Wednesday, April 02, 2014

A Difficult Fall

Part of the reason I stopped blogging was that I was experiencing a difficult fall.  In the past, I likely would have blogged more as a way to sort through all the difficulties.  This past fall a lot was happening, a lot changing.  I actually stopped writing for a while.  There was too much to process.  Writing didn't help, as it usually does, so I stopped.  I turned inward and relied on some good friends to help me sort everything out.  I focused as much as I could on my family and kept moving.  I'd like to say that the difficult things I was experiencing--or more accurately, that my family was experiencing--have passed.  In some ways, they have.  In other ways, we're still sorting through these experiences.  I'm finally in a place in which I feel better prepared to write, in which I feel that writing will help.  That is, primarily, why I'm back. 

I also feel as though my reasons for blogging have changed.  I'm less interested in finding a community than I once was.  I will likely continue to tag my posts as I write them, more out of habit than anything else, but I'm not as concerned with how others will respond to my thoughts.  That begs the question: why blog, as it is, ostensibly, public?  The answer is that blogging is a form of journalling for me, although I recognize it is a public journal.  I could easily just write in a journal, even one I create on my computer, which I occasionally do.  I have returned to blogging because the kind of writing I do here feels different.  I'm not sure I can explain it in more depth than that, and I'm not sure I want to.  The writing, this time, is more out of necessity, out of my need to put things down in a tangible way, as I process my thoughts and experiences. 

2 comments:

L said...

Even if you're not seeking for a community anymore* I think that the assumption that you're writing for "an audience" that the blog provides, regardless of whether anyone is reading or not, makes the writing different.
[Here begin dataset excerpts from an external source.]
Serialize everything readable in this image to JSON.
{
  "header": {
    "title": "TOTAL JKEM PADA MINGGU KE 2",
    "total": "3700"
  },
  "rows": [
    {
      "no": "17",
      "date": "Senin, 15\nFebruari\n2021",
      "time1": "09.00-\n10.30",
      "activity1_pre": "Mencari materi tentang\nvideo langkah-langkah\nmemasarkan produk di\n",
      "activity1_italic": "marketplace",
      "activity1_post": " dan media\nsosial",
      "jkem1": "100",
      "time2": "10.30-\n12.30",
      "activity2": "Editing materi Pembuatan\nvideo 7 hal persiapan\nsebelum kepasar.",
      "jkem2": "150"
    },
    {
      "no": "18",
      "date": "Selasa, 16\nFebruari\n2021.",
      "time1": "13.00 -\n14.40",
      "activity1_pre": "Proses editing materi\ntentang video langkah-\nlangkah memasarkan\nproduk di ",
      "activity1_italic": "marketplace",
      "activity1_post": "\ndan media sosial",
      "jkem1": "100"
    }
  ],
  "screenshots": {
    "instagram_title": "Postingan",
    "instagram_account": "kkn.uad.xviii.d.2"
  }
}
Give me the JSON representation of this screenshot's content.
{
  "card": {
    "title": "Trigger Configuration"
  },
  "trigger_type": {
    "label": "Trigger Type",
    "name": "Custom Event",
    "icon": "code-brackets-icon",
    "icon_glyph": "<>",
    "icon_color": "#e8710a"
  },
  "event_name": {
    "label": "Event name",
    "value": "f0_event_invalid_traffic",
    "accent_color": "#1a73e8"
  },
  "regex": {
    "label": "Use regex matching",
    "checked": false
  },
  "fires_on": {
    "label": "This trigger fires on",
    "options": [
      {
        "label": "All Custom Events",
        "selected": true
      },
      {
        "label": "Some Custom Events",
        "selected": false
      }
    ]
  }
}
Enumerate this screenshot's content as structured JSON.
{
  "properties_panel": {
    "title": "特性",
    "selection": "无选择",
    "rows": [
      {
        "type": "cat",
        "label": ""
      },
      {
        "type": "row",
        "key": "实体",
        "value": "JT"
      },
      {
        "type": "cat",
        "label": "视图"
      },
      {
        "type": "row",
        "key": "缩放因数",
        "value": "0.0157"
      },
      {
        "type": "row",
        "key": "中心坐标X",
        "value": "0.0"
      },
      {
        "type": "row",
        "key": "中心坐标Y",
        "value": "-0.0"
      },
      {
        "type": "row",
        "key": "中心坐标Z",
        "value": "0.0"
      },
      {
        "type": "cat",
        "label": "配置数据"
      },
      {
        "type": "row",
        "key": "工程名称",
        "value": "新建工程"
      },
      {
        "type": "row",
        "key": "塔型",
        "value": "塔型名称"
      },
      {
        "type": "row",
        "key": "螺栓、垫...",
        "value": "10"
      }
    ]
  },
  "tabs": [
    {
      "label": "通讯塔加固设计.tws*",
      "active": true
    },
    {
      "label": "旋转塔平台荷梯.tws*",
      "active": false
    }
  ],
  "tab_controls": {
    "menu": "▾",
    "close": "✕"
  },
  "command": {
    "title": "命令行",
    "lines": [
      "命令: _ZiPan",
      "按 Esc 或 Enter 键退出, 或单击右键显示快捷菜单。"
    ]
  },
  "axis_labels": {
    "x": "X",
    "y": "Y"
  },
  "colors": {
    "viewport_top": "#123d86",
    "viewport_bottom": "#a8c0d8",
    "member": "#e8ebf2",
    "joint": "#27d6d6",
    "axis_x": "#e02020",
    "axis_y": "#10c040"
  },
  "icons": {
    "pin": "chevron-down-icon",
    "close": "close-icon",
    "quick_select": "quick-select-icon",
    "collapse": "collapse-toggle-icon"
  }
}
Phew, what a long sentence... ;-) I'm glad that you're at a point where writing seems to help. Sometimes I feel like I can't write either and just don't blog, but more often than not it's the opposite.

Oh, and I do have multiple journals, one for short daily entries (that I write all at once on the weekend) and one that I hardly ever use, in which I write in more depth. I do rely on my blog for journaling too, though! I think it's a good medium.

I write too much, sorry... that's who I am, though, can't help it!

*as I, unfortunately, still am -- and now blogging doesn't seem to be serving this function anymore, people are too busy tweeting or facebooking or instagramming... :(

L said...

P.S. And I'm sorry that you had a difficult fall & glad to hear that things are better and to have you back!